Our laboratory’s (PI: Dr. Charles Thodeti) main focus is to understand the role ofmechanotransduction in the regulation of cardiac remodeling and vascular growth. To unravel these mechanisms, my work is primarily focused on mechanosensitive ion channel transient receptor potential vanilloid 4 (TRPV4) and its role in cardiac fibroblasts differentiation in cardiac remodeling following myocardial infarction and regulation of endothelial function during angiogenesis. To dissect these mechanisms, we employ cutting edge cell and molecular biological, bioengineering techniques (FRET, Confocal/multi-photon microscopy, ECM gels of varying stiffness, cell stretching etc.) as well as various mouse models (global and tissue specific knockout; MI, TAC, tumor and retinal angiogenesis).
Natia Kelm – University of Louisville
“Improved diastolic dysfunction and coronary blood flow in aging following stromal vascular fraction therapy”

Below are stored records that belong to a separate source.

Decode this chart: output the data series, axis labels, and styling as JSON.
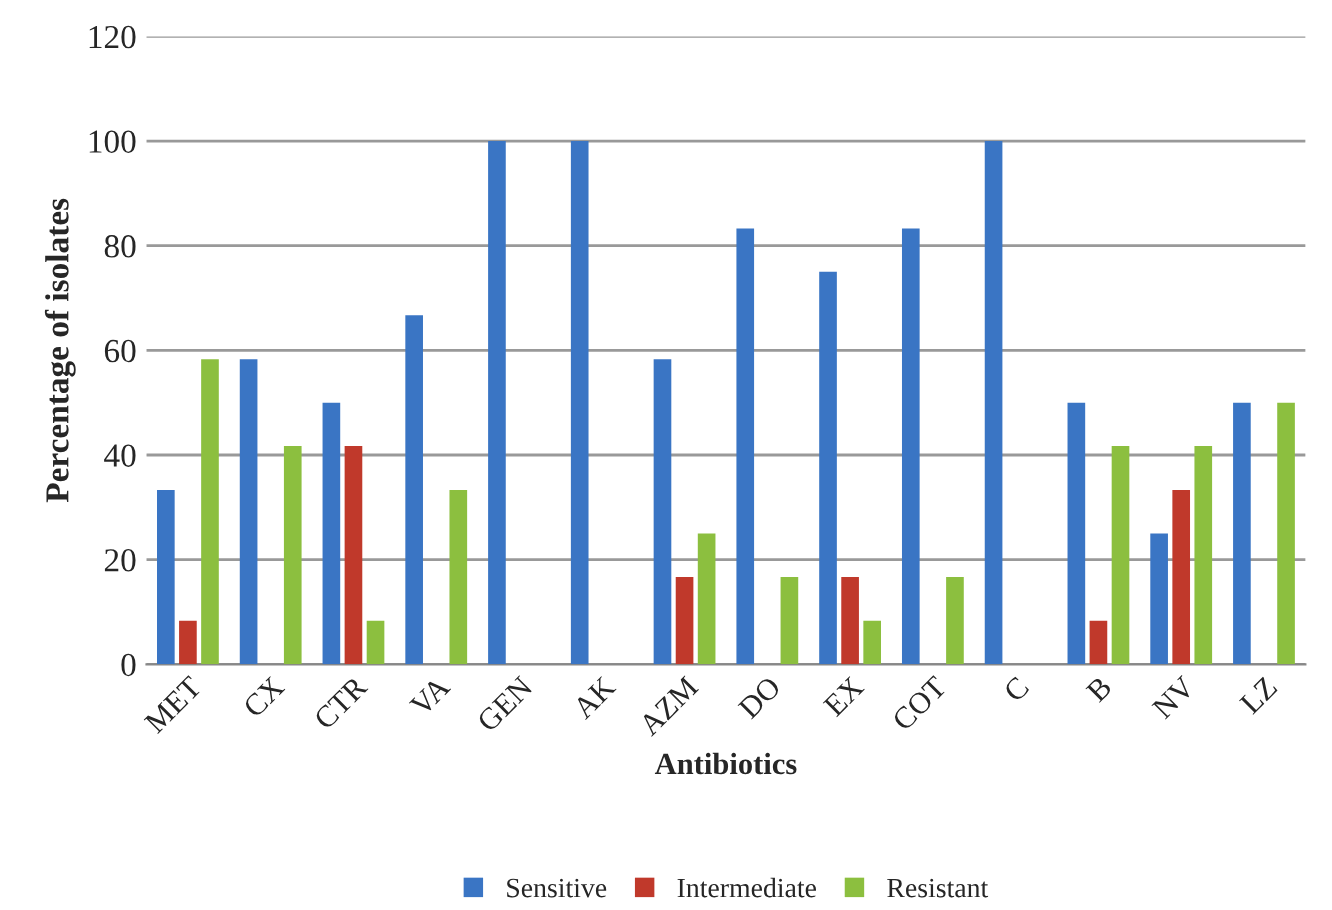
{
  "chart_data": {
    "type": "bar",
    "xlabel": "Antibiotics",
    "ylabel": "Percentage of isolates",
    "categories": [
      "MET",
      "CX",
      "CTR",
      "VA",
      "GEN",
      "AK",
      "AZM",
      "DO",
      "EX",
      "COT",
      "C",
      "B",
      "NV",
      "LZ"
    ],
    "series": [
      {
        "name": "Sensitive",
        "color": "#3a75c4",
        "values": [
          33.3,
          58.3,
          50,
          66.7,
          100,
          100,
          58.3,
          83.3,
          75,
          83.3,
          100,
          50,
          25,
          50
        ]
      },
      {
        "name": "Intermediate",
        "color": "#c0392b",
        "values": [
          8.3,
          null,
          41.7,
          null,
          null,
          null,
          16.7,
          null,
          16.7,
          null,
          null,
          8.3,
          33.3,
          null
        ]
      },
      {
        "name": "Resistant",
        "color": "#8cbf3f",
        "values": [
          58.3,
          41.7,
          8.3,
          33.3,
          null,
          null,
          25,
          16.7,
          8.3,
          16.7,
          null,
          41.7,
          41.7,
          50
        ]
      }
    ],
    "ylim": [
      0,
      120
    ],
    "yticks": [
      0,
      20,
      40,
      60,
      80,
      100,
      120
    ],
    "grid": "y",
    "legend": "bottom"
  }
}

I received my MD in my birth country of Georgia, and in 2015, I received my PhD at the University of Louisville. I am currently a Postdoctoral Fellow In the Cardiovascular Innovation Institute at the University of Louisville. My research interests are focused on the study of myocardial and microvascular regenerative medicine, age- and sex-specific coronary physiology, regulation of coronary blood flow, and the use of autologous cells for microvascular regeneration. I believe that adipose-derived cells could be utilized to treat vascular dysfunction and thereby decrease mortality and morbidity during aging.
Alex Marki – La Jolla Institute for Allergy and Immunology
“Neutrophils form elongated shear-derived particles (SDP) via shedding tethers and slings”
I study how neutrophils form tethers while rolling on the vessel wall. Tethers stabilize rolling, thus their formation is important for successful neutrophil arrest on the vessel wall.
Stefano Tarantini – University of Oklahoma Health Sciences Center
“Cerebral microhemorrhages impair gait coordination in mice”
My research interests include mechanisms involved in age-related vascular cognitive impairment. In particular, the implications of hypertension-induced cerebral microhemorrhages and neurovascular uncoupling.
Huaqi Wang – Pennsylvania State University
“The Interplay between Hyperresistinemia, Elevated ROS, and Hyperglycemia in Diabetic Rats and Their Roles in Diabetes-Associated Neutrophil Dysfunction “
My current research is about the mechanism of how the high level of Resistin influence the function of polymorphonuclear leukocytes.
Xinghai Xia – Pennsylvania State University
“Nrf2 Deficiency Exacerbates Oxidative Stress and Microvessel Susceptibility to Inflammation in Diabetic Rats”
My research is focused on 1) The mechanisms involved in diabetes-associated microvascular complications with focus on the roles of increased circulating microparticles in the development of microvascular dysfunction, 2) The impact of changing blood flow, i.e. mechanical forces, on endothelial cell signaling and microvascular barrier function and how pathologically impaired glycocalyx affects endothelial cell sensing shear stress and vascular barrier function under diabetic/obese conditions and 3) The mechanisms of ROS-induced microvascular complications and the interplay of ROS with nitric oxide and reactive nitrogen species in the regulation of microvessel permeability under pathological conditions.